READING RESPONSE TO BUSH AND BERNER-LEE

AS WE MAY THINK

“As We May Think” an article written by Vannevar Bush focuses on the importance of the human memory and machines, intertwining them into the same scholarly article. I found this article to be very interesting because Bush writes about different machines that have allowed thoughts and discoveries to last longer than a lifetime and at least as long as the human race lives. Bush wasn’t exactly talking about any human thought but thoughts and ideas that had to do with science, “A record if it is to be useful to science, must be continuously extended, it must be stored, and above all, it must be consulted.”. Bush talks about things like photographs, magazines, newspapers, and more. He comes to the final thought of a machine called the “memex”, he describes it like this, “A memex is a device in which an individual stores all his books, records, and communications, and which is mechanized so that it may be consulted with exceeding speed and flexibility. It is an enlarged intimate supplement to his memory. It consists of a desk, and while it can presumably be operated from a distance, it is primarily the piece of furniture at which he works. On the top are slanting translucent screens, on which material can be projected for convenient reading. There is a keyboard, and sets of buttons and levers. Otherwise, it looks like an ordinary desk.”. This is known today as a computer, the interweb, a laptop. This was Bush’s final stop and solution to being able to keep “man” thoughts and more in one place. Although the “computer” was invented in 1833 it was not what we know today.

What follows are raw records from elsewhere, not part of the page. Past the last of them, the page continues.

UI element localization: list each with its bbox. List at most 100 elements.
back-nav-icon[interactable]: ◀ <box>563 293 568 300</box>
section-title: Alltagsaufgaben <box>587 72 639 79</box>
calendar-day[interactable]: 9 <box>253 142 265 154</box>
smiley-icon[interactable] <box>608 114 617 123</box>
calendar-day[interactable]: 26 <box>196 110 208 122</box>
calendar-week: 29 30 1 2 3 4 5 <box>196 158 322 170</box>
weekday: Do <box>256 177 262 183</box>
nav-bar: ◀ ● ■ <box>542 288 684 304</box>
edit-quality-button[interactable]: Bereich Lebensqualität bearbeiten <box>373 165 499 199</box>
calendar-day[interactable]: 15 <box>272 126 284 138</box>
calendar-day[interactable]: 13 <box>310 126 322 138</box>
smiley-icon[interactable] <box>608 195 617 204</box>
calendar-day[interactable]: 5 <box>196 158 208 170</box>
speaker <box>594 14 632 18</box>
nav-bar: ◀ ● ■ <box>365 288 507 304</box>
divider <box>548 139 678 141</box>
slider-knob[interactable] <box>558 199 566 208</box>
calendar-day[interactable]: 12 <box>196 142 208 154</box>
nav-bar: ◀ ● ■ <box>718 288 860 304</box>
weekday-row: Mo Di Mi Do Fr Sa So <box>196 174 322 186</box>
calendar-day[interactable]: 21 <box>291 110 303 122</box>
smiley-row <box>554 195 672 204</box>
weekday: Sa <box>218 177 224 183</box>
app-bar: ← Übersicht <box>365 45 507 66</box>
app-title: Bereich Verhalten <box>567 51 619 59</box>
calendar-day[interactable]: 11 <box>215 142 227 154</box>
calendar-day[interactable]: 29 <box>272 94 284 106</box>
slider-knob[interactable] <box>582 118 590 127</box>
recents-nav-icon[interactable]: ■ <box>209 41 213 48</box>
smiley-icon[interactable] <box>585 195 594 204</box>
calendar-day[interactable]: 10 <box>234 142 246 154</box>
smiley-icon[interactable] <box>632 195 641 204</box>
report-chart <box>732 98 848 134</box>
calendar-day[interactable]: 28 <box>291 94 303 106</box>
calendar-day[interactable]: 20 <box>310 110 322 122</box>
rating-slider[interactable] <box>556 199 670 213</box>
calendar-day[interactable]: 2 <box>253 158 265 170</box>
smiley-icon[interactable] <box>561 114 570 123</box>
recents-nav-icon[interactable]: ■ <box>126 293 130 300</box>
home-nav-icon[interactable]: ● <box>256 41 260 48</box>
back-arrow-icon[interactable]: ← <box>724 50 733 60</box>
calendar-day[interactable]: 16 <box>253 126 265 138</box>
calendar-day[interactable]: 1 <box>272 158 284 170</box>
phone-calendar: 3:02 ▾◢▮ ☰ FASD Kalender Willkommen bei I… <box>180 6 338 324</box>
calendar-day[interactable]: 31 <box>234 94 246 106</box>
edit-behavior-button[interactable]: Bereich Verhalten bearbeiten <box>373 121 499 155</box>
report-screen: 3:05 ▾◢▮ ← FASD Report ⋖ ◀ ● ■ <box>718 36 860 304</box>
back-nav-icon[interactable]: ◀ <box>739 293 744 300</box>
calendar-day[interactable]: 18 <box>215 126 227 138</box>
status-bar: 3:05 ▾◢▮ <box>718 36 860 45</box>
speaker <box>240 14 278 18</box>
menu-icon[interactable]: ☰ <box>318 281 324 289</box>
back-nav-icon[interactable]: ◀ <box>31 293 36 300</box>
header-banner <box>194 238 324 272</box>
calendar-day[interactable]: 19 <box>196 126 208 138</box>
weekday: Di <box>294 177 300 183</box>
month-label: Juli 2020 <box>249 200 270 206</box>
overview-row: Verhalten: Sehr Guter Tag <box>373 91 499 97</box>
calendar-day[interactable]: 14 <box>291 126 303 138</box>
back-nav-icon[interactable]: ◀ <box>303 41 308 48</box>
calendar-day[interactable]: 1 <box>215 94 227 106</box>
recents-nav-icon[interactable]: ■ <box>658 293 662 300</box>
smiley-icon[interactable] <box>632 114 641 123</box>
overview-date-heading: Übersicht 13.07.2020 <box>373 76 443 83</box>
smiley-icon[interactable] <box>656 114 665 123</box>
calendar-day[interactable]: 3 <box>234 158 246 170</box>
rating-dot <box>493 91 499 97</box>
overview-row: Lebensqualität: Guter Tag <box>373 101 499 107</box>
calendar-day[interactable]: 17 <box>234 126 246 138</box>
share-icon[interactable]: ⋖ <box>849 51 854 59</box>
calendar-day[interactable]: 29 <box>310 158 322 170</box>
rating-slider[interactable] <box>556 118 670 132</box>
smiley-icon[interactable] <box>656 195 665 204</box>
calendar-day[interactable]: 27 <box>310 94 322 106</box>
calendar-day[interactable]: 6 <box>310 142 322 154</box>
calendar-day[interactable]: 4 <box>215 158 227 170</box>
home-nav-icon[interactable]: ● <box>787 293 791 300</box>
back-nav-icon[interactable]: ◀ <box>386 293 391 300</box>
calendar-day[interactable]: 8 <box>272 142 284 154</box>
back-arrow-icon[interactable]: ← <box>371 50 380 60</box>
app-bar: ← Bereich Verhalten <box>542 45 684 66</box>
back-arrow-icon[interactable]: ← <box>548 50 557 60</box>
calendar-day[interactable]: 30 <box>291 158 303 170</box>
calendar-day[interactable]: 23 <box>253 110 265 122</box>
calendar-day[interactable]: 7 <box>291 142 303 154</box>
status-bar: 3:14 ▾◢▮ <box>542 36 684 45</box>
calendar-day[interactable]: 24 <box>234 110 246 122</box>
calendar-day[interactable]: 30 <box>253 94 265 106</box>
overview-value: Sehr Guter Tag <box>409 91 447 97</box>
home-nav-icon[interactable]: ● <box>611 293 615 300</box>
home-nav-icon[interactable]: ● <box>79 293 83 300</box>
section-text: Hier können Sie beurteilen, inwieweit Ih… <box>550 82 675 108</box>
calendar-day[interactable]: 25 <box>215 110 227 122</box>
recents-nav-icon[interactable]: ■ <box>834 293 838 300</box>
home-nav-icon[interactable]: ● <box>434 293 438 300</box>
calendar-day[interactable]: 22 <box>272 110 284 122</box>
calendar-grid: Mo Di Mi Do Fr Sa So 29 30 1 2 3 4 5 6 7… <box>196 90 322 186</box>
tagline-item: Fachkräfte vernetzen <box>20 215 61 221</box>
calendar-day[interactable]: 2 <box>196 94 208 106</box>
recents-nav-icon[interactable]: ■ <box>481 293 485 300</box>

In Bush’s essay, he describes what we know today as a desktop or a laptop. This essay was written in 1945 and the first desktop computer was released in 1974, a personal computer for man, which was also the year Bush died. Towards the end of the essay, he says “Yet, in the application of science to the needs and desires of man, it would seem to be a singularly unfortunate stage at which to terminate the process or to lose hope as to the outcome.”, so hopefully he was alive to see his thoughts come true. Bush was truly a man of science.

LONG LIVE THE WEB

“Long Live the Web” by Tim Berners-Lee was an attention grabber from only reading the first page. Tim really knows what he’s talking about, he studied computer science at The Queens College and is now a “professorial fellow” of computer science at Oxford University. Berners-Lee makes a good point right off the bat about our privacy and how the world wide web was supposed to be something for the people, not the government yet the web has become capitalistic. He talks about how the government no matter what kind is monitoring its people. Basically Berners-Lee writes about how the web was designed for one thing and now it’s been taken advantage of for something completely different. One thing Berners-Lee mentions is that the web is more critical to free speech than any other medium which is so scary. Towards the end of the article though Berners-Lee talks about how important it is for everyone to come together and use the web for its sole purpose which I found very interesting. There are so many smart people and the web was built for people to be able to create, which is why I think he says it is important for everyone to come together and respect the values of human rights which the web was made to do but to also give a place of freedom for all.